新規事業創出という課題で考えてみましょう

 長く製品として多くの顧客に愛されてきた商品・製品も やはり、技術の進化、時代の移り変わり等によって、陳腐化してしまうことは 「事業の成長曲線」のセオリーの通りであることを理解できない人はおられないと思いますが、 あらたな収益モデルはどうすればいいのかについても 業種業態に関わらず、各社が悩む大問題ですよね。

 そんな課題へのアプローチは下図のように 四つのタイプに分けられます。

①は そのテーマをミッションに 公式・非公式を問わず、専任をアサインする「生む」を使命とする組織・チームを編成するやり方です。 本社機能に位置付けられている研究開発本部等も 上位方針として予算・人員を投入して取り組む「生むための組織」です。

②は いづれ組織化するにしても アイデア自体は 広く、制約をとって募るというアプローチです。 何しろ新事業というのは ”せんみつ” と言われているほど 1,000のアイデアからまともなのは3っつ程度という0.3%の出現率ですから、数がないと困るわけです。

社内に 起案の素を求める①②のアプローチを考えてみましょう。 皆さんも過去に取組んだことがあるかもしれませんね。
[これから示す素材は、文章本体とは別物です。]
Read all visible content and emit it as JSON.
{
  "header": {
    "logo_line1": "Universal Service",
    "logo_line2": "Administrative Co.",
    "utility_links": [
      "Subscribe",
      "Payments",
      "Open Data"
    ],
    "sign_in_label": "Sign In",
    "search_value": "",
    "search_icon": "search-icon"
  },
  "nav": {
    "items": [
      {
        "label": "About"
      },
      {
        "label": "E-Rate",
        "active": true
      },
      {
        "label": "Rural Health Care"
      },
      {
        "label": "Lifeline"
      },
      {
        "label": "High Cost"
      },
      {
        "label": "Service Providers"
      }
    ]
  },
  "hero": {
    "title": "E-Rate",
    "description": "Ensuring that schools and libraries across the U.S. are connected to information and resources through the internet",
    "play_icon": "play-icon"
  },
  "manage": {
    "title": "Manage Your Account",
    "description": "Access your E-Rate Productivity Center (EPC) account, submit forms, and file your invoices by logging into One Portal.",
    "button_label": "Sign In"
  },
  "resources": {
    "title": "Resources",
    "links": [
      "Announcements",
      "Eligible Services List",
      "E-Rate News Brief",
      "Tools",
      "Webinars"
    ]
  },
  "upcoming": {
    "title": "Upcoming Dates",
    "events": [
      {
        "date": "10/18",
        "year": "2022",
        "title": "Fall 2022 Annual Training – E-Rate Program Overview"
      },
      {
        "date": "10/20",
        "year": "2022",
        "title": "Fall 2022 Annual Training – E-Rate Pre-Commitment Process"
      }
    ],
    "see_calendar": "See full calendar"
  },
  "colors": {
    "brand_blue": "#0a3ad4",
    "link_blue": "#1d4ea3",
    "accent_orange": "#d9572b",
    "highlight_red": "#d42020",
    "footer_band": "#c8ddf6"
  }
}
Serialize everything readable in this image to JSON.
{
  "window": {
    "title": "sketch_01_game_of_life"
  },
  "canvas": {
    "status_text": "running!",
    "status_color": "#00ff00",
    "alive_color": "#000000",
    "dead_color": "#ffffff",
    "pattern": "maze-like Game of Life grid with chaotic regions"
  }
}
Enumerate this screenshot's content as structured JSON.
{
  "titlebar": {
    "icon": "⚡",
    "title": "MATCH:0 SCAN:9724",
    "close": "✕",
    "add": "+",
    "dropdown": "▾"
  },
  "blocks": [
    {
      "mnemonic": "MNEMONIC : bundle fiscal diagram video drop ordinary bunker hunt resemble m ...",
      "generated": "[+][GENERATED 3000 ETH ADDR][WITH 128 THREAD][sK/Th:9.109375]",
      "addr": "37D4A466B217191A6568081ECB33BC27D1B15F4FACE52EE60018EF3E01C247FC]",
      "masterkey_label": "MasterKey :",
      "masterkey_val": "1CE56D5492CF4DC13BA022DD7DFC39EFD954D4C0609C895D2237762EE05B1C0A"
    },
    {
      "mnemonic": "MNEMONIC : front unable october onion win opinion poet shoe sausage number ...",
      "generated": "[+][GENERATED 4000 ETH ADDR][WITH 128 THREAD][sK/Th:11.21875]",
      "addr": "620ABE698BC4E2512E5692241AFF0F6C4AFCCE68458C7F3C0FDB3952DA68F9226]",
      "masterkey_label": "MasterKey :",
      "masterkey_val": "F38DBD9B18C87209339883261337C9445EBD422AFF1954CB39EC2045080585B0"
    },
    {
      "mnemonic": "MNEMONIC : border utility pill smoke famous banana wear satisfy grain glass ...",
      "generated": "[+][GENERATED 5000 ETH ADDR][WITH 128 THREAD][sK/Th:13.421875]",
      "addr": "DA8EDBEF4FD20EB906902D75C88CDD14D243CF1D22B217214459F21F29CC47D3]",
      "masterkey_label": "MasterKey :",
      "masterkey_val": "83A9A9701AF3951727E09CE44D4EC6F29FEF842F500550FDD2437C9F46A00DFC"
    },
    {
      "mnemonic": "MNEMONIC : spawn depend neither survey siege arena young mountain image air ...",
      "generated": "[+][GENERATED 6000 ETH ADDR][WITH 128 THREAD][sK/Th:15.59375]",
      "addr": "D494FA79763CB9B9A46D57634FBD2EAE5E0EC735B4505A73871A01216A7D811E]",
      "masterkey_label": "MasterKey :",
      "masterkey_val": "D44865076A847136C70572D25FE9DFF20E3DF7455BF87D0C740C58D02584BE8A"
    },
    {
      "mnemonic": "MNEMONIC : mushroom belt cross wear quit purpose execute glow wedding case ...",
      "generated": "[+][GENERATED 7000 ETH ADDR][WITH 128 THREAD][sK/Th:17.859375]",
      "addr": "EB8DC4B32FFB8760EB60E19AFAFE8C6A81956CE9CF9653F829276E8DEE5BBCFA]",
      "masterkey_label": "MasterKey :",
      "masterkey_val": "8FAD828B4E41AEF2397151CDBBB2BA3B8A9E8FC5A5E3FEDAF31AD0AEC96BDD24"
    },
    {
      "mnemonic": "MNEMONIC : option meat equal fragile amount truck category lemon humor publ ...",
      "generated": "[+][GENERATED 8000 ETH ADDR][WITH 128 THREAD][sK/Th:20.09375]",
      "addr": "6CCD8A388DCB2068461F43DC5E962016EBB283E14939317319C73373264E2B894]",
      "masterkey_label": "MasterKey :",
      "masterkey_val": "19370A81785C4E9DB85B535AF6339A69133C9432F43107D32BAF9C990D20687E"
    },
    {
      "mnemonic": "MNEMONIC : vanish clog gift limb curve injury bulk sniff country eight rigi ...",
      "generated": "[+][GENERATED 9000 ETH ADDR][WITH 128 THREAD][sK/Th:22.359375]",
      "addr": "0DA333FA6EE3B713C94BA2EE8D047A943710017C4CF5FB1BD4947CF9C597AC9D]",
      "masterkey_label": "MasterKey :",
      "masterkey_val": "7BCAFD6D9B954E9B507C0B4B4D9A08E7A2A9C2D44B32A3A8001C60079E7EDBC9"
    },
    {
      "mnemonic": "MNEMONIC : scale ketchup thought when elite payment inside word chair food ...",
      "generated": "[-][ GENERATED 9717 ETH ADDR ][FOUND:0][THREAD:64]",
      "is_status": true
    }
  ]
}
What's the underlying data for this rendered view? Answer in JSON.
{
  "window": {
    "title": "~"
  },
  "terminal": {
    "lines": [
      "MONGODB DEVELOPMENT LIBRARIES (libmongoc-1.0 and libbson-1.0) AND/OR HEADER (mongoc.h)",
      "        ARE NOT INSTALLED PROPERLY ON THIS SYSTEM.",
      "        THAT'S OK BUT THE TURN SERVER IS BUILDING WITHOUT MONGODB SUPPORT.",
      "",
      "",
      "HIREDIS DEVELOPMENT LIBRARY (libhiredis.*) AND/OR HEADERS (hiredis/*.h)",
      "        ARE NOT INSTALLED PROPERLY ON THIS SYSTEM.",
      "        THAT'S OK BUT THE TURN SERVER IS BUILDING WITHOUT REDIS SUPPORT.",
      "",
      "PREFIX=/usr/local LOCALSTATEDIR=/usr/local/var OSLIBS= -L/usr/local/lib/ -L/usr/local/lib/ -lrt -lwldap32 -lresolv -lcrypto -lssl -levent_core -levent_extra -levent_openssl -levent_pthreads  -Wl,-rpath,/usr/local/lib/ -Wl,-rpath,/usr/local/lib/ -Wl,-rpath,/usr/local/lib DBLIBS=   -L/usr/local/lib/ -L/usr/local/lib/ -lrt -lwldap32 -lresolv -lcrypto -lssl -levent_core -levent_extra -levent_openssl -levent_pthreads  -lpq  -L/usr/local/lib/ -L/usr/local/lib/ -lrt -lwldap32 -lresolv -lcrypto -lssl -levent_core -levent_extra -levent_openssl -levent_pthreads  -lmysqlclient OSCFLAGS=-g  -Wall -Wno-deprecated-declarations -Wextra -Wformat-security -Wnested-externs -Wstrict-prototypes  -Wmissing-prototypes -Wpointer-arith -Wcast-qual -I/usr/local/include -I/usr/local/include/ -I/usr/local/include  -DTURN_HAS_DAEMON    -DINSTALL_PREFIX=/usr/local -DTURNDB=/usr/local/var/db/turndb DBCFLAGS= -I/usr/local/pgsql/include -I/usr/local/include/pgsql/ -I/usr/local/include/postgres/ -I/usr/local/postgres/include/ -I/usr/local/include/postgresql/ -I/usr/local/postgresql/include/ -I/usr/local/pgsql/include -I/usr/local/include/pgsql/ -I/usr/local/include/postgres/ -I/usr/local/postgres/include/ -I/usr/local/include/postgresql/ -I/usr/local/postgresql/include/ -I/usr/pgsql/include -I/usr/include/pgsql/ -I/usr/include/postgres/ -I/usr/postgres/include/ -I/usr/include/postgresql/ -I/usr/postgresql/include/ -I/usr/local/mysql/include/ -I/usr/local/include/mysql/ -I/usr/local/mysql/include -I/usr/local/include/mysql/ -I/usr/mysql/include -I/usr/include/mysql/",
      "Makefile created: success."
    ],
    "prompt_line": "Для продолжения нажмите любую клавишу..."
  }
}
結果はいかがでしたか? 良い出口が見つかった方は祝福いたします。 しかし、大半の経験企業の皆さんは 期待ほど成果につながらなかったのではないでしょうか。 私もその残念な経験者です。 

結論を先に言います。 上手くいかない理由は 「人」の取扱いが上手ではないからです。

①HOWを考えるのは得意だが、WHY,WHATを考えられる人が少ない。

②ただでさえ少ないWHY/WHATの人の言っていることがよくわからない。

③MUSTでもないことをやる意味がわからない。それこそ何のため?

④そういうことを考えること自体がストレスと感じる

⑤せっかく前向きにアイデアを出しても 「ショボい」と一蹴され、やる気を削がれる。

⑥人のアイデアも心から「スゴイ」と思うものはほとんどない。

⑦必要だと思う人本人がやればいいと思う。

そうです。 人に「行動」を求める場合は、その人の「思考」が起点になっているという自然科学のセオリーを軽視していては徒労に終わることが目に見えています。 ここに「人の動機付け」というHR科学を取扱うミソが必要になってくるわけです。 新規事業創出もアイデア出しのフェーズだけでこれですから、 実現可能か、儲かるかどうかも分からないまま他人に長期にわたって高いモチベーションを持続させるなどは相当 難しいということなわけです。 人は感情の生き物、組織にも感情があります。 新規事業だけでなく、営業でもマーケティングでも製造でも その感情に寄り添えない施策の成功確率は決して高くありません。